In Ruby, signals are handled using Kernel#trap
, which installs a signal
handler. The problem with signal handlers is that they can be run at any moment,
interrupting whatever work your program is busy with. In order to make signal
handling play nice with the constraints of structured concurrency and the
propagation of exceptions, Polyphony performs signal handling asynchronously.
When a signal is intercepted, instead of running the signal handler immediately, Polyphony creates a special-purpose fiber that will run the signal handling code. This fiber is added to the top of the main thread's runqueue.
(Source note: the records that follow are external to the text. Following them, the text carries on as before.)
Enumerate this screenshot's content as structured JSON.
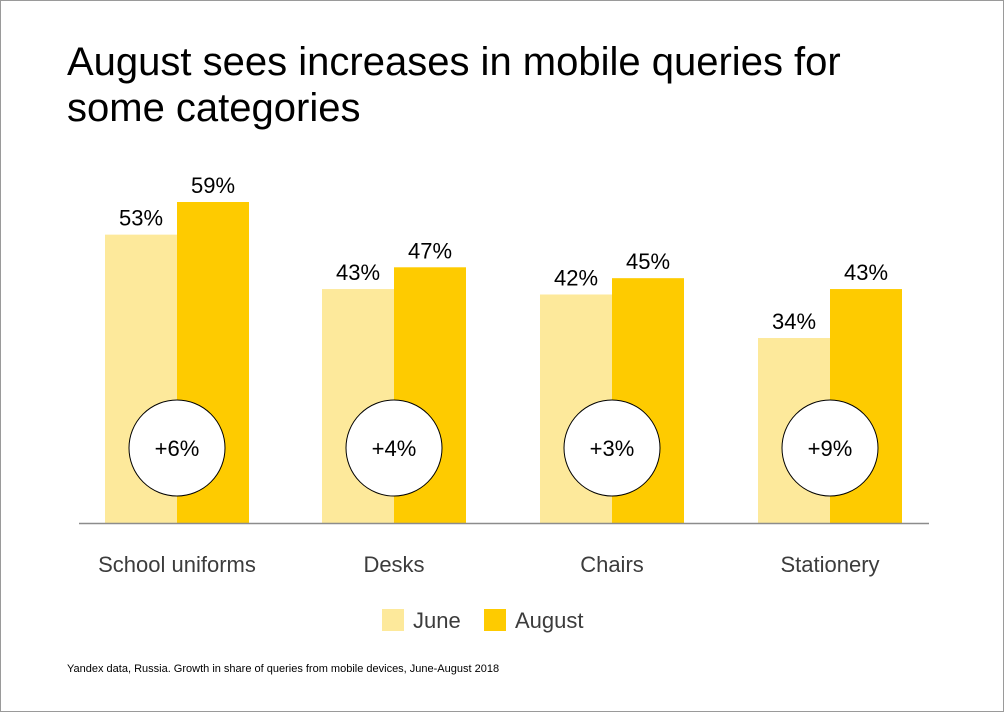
{
  "title": "August sees increases in mobile queries for some categories",
  "footnote": "Yandex data, Russia. Growth in share of queries from mobile devices, June-August 2018",
  "chart_data": {
    "type": "bar",
    "categories": [
      "School uniforms",
      "Desks",
      "Chairs",
      "Stationery"
    ],
    "series": [
      {
        "name": "June",
        "values": [
          53,
          43,
          42,
          34
        ],
        "labels": [
          "53%",
          "43%",
          "42%",
          "34%"
        ],
        "color": "#fde99b"
      },
      {
        "name": "August",
        "values": [
          59,
          47,
          45,
          43
        ],
        "labels": [
          "59%",
          "47%",
          "45%",
          "43%"
        ],
        "color": "#fecb00"
      }
    ],
    "annotations": [
      "+6%",
      "+4%",
      "+3%",
      "+9%"
    ],
    "ylim": [
      0,
      59
    ],
    "grid": false,
    "legend": "bottom-center"
  }
}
When the currently running fiber yields control, the special signal handling fiber will be the next to run. Consequently, signal handlers in Polyphony can perform any action, from file I/O, printing stuff to STDOUT, or simply raising an exception.
Two signals in particular require special care as they involve the stopping of
the entire process: TERM
and INT
. The TERM
signal should be handled
gracefully, i.e. with proper cleanup, which also means terminating all fibers.
The INT
signal requires halting the process and printing a correct stack
trace.
To ensure correct behaviour for these two signals, polyphony installs signal
handlers that ensure that the main thread's event loop stops if it's currently
running, and that the corresponding exceptions (namely SystemExit
and
Interrupt
) are handled correctly by passing them to the main fiber.
In order to ensure your application terminates gracefully upon receiving an
INT
or TERM
signal, you'll need to rescue the corresponding exceptions in
the main fiber:
# In a worker fiber
def do_work
loop do
req = receive
handle_req(req)
end
rescue Polyphony::Terminate
# We still need to handle any pending request
receive_all_pending.each { handle_req(req) }
end
# on the main fiber
begin
spin_up_lots_fibers
rescue Interrupt, SystemExit
Fiber.current.terminate_all_children
Fiber.current.await_all_children
end
Thread termination using Thread#kill
or Thread#raise
also presents the same
problems as signal handling in a multi-fiber environment. The termination can
occur while any fiber is running, and even while running the thread's event
loop.
To ensure proper thread termination, including the termination of all the
thread's fibers, Polyphony patches the Thread#kill
and Thread#raise
methods
to schedule the thread's main fiber with the corresponding exceptions, thus
ensuring an orderly termination or exception handling.